MEAC tournament champions

NCAA tournament, first round
- Conference: Mid-Eastern Athletic Conference
- Record: 15–15 (10–6 MEAC)
- Head coach: Roy Thomas (1st season);
- Home arena: Corbett Sports Center

= 1994–95 North Carolina A&T Aggies men's basketball team =

American college basketball season

The 1994–95 North Carolina A&T Aggies men's basketball team represented North Carolina Agricultural and Technical State University during the 1994–95 NCAA Division I men's basketball season. The Aggies, led by first-year head coach Roy Thomas, played their home games at the Corbett Sports Center as members of the Mid-Eastern Athletic Conference. They finished the season 15–15, 10–6 in MEAC play to finish in third place. They were champions of the MEAC tournament, winning the championship game over Coppin State, to earn an automatic bid to the 1995 NCAA tournament.
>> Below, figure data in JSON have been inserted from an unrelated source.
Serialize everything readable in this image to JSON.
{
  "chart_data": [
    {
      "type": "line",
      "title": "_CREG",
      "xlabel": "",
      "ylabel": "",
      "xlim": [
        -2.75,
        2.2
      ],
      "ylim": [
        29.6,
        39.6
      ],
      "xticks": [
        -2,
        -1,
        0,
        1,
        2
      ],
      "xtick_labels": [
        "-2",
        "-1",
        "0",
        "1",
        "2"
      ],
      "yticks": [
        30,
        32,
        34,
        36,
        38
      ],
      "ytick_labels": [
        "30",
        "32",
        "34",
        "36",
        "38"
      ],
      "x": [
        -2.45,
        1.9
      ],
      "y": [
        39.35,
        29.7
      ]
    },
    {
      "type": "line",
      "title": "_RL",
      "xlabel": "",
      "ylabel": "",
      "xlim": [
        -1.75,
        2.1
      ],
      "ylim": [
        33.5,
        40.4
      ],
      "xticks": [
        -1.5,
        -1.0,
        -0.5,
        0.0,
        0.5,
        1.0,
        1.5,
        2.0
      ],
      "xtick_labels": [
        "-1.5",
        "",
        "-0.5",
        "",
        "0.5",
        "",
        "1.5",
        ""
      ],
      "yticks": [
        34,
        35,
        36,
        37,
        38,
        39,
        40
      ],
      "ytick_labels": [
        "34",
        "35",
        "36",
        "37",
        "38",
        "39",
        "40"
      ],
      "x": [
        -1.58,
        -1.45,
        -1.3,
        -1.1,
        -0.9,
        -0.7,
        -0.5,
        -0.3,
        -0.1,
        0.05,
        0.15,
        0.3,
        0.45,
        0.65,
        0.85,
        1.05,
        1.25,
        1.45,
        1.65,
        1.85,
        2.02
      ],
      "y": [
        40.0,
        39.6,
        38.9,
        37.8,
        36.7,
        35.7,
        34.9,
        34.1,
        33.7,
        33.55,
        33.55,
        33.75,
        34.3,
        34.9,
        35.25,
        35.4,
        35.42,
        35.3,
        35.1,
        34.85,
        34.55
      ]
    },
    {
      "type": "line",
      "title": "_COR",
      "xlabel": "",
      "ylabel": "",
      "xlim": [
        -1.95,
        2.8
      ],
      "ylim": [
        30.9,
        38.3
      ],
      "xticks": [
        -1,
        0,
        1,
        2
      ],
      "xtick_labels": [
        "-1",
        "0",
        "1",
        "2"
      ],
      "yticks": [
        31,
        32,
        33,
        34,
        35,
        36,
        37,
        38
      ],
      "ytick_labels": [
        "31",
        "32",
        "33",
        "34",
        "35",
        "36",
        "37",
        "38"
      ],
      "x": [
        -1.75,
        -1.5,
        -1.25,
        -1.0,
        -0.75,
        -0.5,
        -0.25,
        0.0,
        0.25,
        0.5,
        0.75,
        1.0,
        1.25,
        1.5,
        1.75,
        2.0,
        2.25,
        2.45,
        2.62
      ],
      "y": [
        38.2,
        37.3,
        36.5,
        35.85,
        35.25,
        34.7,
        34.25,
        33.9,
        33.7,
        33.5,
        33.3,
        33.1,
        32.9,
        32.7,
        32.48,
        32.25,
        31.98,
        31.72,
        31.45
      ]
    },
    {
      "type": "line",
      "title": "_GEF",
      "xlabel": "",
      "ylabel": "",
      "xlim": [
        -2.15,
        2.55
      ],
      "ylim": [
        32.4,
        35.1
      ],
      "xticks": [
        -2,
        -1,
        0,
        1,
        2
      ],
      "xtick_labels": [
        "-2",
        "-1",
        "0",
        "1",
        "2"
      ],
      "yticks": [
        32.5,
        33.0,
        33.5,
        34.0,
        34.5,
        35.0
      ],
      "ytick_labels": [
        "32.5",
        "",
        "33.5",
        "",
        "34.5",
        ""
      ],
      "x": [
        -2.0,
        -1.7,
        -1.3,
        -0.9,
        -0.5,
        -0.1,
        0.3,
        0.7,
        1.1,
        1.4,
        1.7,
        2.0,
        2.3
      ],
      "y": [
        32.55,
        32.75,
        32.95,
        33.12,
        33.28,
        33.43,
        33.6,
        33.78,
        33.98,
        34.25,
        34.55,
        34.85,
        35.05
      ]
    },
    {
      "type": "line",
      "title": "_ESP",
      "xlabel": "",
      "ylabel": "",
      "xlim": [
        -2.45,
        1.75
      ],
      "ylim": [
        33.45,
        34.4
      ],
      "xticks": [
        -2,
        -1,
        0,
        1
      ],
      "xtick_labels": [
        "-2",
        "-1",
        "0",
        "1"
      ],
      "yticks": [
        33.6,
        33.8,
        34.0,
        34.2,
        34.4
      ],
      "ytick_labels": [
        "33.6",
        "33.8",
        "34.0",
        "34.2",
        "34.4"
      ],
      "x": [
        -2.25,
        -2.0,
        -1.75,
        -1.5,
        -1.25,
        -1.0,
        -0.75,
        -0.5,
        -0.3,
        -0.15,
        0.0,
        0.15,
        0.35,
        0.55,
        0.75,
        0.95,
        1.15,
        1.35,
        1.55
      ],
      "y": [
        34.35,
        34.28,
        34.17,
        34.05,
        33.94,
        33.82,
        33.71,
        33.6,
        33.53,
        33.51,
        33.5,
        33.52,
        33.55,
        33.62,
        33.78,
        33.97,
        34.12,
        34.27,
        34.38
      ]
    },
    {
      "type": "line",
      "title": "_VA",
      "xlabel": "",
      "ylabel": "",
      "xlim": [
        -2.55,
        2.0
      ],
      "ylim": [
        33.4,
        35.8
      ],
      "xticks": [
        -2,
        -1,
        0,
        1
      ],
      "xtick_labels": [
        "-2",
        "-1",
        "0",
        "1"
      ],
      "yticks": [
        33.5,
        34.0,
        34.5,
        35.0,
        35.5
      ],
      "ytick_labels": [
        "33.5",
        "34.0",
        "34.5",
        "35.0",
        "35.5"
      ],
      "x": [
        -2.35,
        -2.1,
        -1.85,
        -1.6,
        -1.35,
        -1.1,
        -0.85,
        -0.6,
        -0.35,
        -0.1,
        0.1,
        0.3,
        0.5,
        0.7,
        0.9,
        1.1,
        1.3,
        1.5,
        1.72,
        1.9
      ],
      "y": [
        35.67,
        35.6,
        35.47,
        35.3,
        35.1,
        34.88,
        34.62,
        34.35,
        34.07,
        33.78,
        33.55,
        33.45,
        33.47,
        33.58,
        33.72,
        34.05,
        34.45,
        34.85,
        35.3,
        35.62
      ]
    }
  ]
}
Playing as No. 16 seed in the East region, they were defeated by No. 1 seed Wake Forest, 79–47, in the opening round.

==Schedule and results==

| Regular season |

| MEAC tournament |

| Date time, TV | Rank^{#} | Opponent^{#} | Result | Record | Site (attendance) city, state |
Regular season
| Nov 30, 1994* |  | at No. 23 Virginia | L 50–94 | 1–1 | University Hall Charlottesville, Virginia |
| Dec 3, 1994* |  | North Carolina Central | W 93–87 | 2–1 | Corbett Sports Center Greensboro, North Carolina |
| Dec 6, 1994* |  | at George Mason | L 90–98 ^{2OT} | 2–2 | Patriot Center Fairfax, Virginia |
| Dec 19, 1994* |  | at No. 9 Duke | L 56–99 | 2–4 | Cameron Indoor Stadium Durham, North Carolina |
| Jan 3, 1995* |  | at Saint Peter's | L 52–66 | 2–5 | Yanitelli Center Jersey City, New Jersey |
| Feb 15, 1995* |  | at No. 20 Georgia Tech | L 81–85 | 10–12 | Alexander Memorial Coliseum Atlanta, Georgia |
| Feb 25, 1995 |  | at South Carolina State | W 69–52 | 12–14 (10–6) | SHM Memorial Center Orangeburg, South Carolina |
MEAC tournament
| Mar 1, 1995* |  | vs. Howard Quarterfinals | W 69–66 ^{OT} | 13–14 | Talmadge L. Hill Field House Baltimore, Maryland |
| Mar 2, 1995* |  | vs. South Carolina State Semifinals | W 70–60 | 14–14 | Talmadge L. Hill Field House Baltimore, Maryland |
| Mar 3, 1995* |  | vs. Coppin State Championship game | W 66–64 | 15–14 | Talmadge L. Hill Field House Baltimore, Maryland |
NCAA tournament
| Mar 16, 1995* | (16 E) | vs. (1 E) No. 3 Wake Forest First round | L 47–79 | 15–15 | Baltimore Arena Baltimore, Maryland |
*Non-conference game. ^{#}Rankings from AP poll. (#) Tournament seedings in parentheses. E=East. All times are in Eastern Time.